Given how award-wapsi has stopped after the Bihar elections, finance minister Arun Jaitley’s point of ‘manufactured protest’ looks a lot more credible today. None of this is to say those returning their awards had a political agenda, but that political parties were interesting in fanning the flames, in encouraging award-winners to convey the impression of a rising level of intolerance under the Modi government. Not surprisingly, with the government on the backfoot
after the Bihar defeat and the internal dissent from veterans like LK Advani, the Opposition parties are now pressing for a debate in Parliament on what they call growing intolerance.

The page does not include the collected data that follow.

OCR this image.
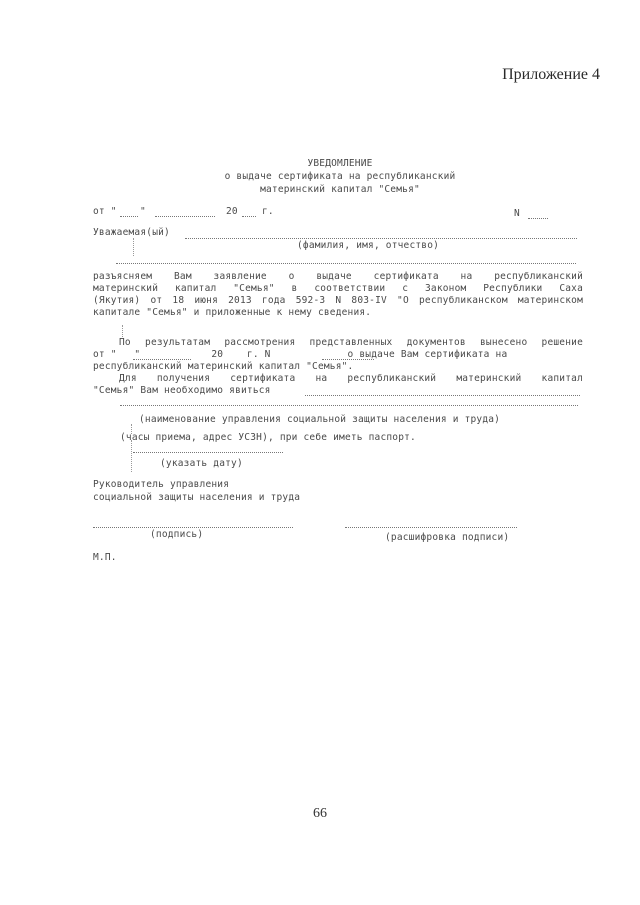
Приложение 4
УВЕДОМЛЕНИЕ
о выдаче сертификата на республиканский
материнский капитал "Семья"
от " "	20	г.	N
Уважаемая(ый)
(фамилия, имя, отчество)
разъясняем Вам заявление о выдаче сертификата на республиканский
материнский капитал "Семья" в соответствии с Законом Республики Саха
(Якутия) от 18 июня 2013 года 592-З N 803-IV "О республиканском материнском
капитале "Семья" и приложенные к нему сведения.
По результатам рассмотрения представленных документов вынесено решение
от "   "            20    г. N             о выдаче Вам сертификата на
республиканский материнский капитал "Семья".
Для получения сертификата на республиканский материнский капитал
"Семья" Вам необходимо явиться
(наименование управления социальной защиты населения и труда)
(часы приема, адрес УСЗН), при себе иметь паспорт.
(указать дату)
Руководитель управления
социальной защиты населения и труда
(подпись)	(расшифровка подписи)
М.П.
66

Prime minister Modi would do well to accept the debate and the opportunity it provides—indeed, not agreeing to a debate, something the government has done in the past, will only convey the impression it is indeed intolerant.

There is no doubt several BJP ministers and MPs have vitiated the atmosphere with talk of how Muslims don’t really have to eat beef or of President Kalam being a nice man despite being a Muslim—the various type of beef bans in BJP states have only added to the fear psychosis—but there is enough official data to prove intolerance did not start with the BJP coming to power at the Centre last year. When the BJP came to power, there were several news reports insinuating churches were increasingly being vandalised since Hindutva elements had been given a free rein—there was, however, data that showed churches had been vandalised before in equally large numbers, and by petty thieves; sure enough, after some play in the media, the stories died a natural death.Similarly, the data shows large incidents of communal violence in 2012, 2013 and 2014 before the BJP had come to power; indeed, Uttar Pradesh where the beef-related lynching took place, has the highest number of people killed and injured in communal clashes.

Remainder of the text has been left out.